Яркий контраст рождает следующая за интродукцией сцена: вступление безмятежной песенной мелодии скрипок со светлым аккомпанементом арфы воспринимается как внезапный поток солнечного света. Беспечной радостью проникнут грациозный хор девушек «Вот тебе лютики, вот васильки». В счастливом неведении Иоланта проводит дни среди подруг, однако с недавнего времени смутные душевные порывы и стремления нарушают ее покой: «Чего-то мне недостает… чего? Хотела бы я знать», «Неужели глаза даны за тем, чтоб только плакать?». В печальном ариозо Иоланты «Отчего это прежде не знала» задумчиво-созерцательное настроение сменяется страстным порывом. Она плачет, тоскует, страдает. Марта и подруги стараются успокоить Иоланту; они призывают музыкантов, чтобы те сыграли что-нибудь веселое. Но Иоланта останавливает их. Они уходят. Ничего не хочет Иоланта — ни прясть, ни петь, ни сказки слушать. Она просит нарвать ей цветов, ведь, перебирая их, это ее успокоит. Укладывая спать Иоланту, служанки поют ей колыбельную, похожую на молитву:

Бог молитве детской внемля,
щедрою рукой ниспошлет на землю
и счастье, и радость, и покой, и мир.
Пусть ангелы крылами навевают сны,
Рея тихо между нами благости полны!
С небеси Господь вселенной взглянет на тебя!
Ниспошлет тебе Он счастье, радость и покой.

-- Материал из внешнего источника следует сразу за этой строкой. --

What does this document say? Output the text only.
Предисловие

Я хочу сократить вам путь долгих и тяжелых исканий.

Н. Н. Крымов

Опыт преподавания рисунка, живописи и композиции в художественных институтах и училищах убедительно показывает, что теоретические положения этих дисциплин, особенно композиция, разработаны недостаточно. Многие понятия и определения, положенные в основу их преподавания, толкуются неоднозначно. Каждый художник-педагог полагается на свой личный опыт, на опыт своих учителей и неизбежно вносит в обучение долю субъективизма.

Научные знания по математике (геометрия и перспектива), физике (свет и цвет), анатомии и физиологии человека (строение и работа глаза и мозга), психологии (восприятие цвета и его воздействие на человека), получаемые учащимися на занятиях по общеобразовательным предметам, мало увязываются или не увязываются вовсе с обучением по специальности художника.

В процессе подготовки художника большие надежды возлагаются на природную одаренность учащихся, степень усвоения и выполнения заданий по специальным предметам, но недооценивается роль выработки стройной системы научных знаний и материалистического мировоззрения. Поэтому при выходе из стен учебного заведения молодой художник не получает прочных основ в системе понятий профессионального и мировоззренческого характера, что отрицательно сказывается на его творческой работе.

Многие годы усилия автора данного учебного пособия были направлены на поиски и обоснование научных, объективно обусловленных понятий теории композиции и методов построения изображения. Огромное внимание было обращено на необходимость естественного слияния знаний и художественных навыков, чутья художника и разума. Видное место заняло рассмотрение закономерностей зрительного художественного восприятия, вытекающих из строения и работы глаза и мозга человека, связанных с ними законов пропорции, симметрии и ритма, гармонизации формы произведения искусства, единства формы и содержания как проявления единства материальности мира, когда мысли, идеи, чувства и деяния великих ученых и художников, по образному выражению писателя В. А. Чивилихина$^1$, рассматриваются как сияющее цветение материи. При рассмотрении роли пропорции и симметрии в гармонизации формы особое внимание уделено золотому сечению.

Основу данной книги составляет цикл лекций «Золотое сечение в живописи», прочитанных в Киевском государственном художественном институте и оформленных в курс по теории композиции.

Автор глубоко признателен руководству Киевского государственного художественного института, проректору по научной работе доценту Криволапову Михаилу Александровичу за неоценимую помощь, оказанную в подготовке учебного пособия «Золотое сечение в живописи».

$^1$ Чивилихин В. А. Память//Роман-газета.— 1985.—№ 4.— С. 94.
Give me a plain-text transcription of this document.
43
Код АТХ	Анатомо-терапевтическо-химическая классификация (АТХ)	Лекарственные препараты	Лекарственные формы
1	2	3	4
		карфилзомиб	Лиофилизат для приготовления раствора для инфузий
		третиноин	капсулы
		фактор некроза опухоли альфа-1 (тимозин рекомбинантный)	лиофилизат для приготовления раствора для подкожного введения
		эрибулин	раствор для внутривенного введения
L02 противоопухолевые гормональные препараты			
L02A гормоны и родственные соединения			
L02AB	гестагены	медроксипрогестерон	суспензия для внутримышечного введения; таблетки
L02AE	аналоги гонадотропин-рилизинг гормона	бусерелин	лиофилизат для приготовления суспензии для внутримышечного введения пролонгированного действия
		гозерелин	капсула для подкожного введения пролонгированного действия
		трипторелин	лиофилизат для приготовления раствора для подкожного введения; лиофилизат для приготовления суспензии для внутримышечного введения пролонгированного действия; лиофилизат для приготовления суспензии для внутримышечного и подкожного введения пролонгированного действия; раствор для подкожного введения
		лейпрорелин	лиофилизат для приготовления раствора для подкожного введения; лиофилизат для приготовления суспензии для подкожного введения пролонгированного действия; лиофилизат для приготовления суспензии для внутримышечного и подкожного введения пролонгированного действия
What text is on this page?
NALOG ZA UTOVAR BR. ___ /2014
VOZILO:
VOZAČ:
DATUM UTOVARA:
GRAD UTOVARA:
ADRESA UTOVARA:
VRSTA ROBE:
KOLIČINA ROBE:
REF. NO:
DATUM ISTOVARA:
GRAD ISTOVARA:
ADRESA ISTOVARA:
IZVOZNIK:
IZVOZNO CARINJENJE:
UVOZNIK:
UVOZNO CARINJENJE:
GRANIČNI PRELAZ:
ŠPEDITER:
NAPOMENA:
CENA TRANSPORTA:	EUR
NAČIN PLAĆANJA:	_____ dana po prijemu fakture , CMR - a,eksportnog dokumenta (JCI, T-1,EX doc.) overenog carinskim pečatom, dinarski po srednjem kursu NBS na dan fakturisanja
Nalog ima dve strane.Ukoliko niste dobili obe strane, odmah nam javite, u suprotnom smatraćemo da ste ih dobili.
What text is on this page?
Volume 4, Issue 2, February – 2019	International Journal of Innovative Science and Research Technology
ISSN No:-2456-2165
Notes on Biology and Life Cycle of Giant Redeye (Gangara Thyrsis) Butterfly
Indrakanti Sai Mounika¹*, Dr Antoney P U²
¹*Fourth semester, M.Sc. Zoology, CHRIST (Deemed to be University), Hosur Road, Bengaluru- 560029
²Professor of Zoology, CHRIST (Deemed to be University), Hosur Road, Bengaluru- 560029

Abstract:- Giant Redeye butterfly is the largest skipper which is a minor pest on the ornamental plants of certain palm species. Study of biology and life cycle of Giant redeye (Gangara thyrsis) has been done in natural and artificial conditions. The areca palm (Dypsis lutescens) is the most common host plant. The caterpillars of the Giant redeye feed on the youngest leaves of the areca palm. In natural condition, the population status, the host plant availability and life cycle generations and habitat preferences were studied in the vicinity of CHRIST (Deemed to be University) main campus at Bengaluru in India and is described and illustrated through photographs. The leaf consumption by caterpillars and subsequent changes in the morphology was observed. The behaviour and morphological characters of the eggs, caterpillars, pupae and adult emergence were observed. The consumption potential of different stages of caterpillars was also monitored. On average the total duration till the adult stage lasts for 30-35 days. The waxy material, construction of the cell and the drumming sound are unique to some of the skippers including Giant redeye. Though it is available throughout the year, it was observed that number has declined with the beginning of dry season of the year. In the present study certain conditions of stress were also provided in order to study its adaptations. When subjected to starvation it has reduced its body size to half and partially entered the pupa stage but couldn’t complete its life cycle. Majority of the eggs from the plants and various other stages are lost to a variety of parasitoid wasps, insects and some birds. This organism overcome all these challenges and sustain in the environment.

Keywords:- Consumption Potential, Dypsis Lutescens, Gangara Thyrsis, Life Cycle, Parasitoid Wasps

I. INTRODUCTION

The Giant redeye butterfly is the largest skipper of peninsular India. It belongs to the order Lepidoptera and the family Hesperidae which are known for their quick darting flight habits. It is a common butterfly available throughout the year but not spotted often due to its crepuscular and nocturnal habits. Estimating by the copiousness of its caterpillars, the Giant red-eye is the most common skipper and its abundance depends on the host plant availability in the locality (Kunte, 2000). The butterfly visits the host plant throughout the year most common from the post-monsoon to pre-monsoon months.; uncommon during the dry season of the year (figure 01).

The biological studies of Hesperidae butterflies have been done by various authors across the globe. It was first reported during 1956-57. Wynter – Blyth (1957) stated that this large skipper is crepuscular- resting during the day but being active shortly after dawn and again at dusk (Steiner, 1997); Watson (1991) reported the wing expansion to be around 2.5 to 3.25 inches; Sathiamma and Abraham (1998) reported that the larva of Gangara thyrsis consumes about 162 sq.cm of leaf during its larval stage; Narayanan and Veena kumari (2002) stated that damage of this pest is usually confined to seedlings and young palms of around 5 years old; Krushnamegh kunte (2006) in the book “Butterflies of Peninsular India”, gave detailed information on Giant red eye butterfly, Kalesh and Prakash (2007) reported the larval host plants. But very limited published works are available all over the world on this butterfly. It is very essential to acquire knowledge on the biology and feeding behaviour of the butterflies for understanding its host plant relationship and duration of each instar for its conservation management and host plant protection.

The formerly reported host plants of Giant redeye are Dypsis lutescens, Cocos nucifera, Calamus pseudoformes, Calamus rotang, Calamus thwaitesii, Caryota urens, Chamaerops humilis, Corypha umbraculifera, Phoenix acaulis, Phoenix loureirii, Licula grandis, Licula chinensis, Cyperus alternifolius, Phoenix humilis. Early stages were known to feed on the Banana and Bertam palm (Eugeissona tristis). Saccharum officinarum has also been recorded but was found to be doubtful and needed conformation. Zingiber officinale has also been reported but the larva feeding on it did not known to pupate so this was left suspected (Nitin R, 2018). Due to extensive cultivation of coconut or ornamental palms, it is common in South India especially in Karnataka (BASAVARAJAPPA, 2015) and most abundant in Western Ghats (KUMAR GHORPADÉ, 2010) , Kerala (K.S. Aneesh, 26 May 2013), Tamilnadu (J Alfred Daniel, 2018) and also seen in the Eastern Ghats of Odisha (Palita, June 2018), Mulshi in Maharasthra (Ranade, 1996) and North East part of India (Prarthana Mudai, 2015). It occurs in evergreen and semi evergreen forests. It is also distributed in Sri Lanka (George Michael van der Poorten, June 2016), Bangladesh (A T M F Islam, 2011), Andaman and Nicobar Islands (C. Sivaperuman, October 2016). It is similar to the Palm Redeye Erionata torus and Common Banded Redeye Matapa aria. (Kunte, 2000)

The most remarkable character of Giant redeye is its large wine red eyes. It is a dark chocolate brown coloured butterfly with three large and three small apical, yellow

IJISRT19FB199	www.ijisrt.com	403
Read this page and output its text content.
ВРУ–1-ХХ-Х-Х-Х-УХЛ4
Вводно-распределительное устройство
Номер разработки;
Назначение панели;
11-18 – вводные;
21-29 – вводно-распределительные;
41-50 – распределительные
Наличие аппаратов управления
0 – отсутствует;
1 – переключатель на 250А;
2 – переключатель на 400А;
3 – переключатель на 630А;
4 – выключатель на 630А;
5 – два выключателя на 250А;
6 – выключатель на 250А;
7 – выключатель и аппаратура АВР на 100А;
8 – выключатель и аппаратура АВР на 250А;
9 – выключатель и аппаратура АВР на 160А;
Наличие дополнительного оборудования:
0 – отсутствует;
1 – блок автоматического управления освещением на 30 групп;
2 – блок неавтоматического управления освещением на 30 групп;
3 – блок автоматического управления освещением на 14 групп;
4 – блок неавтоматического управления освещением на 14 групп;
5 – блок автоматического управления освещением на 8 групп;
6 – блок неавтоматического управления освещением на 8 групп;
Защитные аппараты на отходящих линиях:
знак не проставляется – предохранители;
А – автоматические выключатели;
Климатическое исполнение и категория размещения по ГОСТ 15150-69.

Образ Иоланты в этой сцене дан в движении и развитии, он обогащается, приобретая новые черты в ходе действия. Экспозицией его служит небольшое элегически окрашенное ариозо романсного типа «Отчего это прежде не знала ни тоски я, ни горя, ни слез». Обращает на себя внимание его очевидное интонационное сходство с романсом «Ночь» на слова Я.П. Полонского11, оправдываемое известной близостью настроения (вечная ночь, в которой живет Иоланта, безотчетная тоска, томление по чему-то неведомому).

Отец Иоланты — король Рене предпринимает попытку помочь дочери. Он приглашает мавританского врача Эбн-Хакиа. Ожидая приговора врача, Рене рассуждает о смысле страдания: почему Бог допустил такое несчастье в жизни его дочери? В арии короля Рене «Ужели роком осужден» суровая, скорбно патетическая мелодия воплощает душевные страдания любящего отца. Но его слова полны христианского смирения и самопожертвования:

Увидит Иоланта свет иль суждена мне вечно мука
Знать дочь мою объятой тьмою?..
О, Боже, сжалься надо мною!
Господь мой, если грешен я,
За что страдает ангел чистый?
За что поверг из-за меня
Во тьму Ты взор ее лучистый?
Подай мне радостную весть,
Утешь надеждой исцеленья!
Я за нее готов принесть
Корону, власть, мои владенья…
Лиши меня всего, — покоя, счастья
Я все смиренно претерплю,
За все Тебя благословлю!
Смотри, готов во прахе пасть я,
Всего лишится, все отдать,
Но только дай мне не видать
Мое дитя объятым тьмою!
О, Боже, сжалься надо мной,
Перед Тобой готов во прахе пасть я,
О, Боже, Боже мой, сжалься, сжалься надо мною!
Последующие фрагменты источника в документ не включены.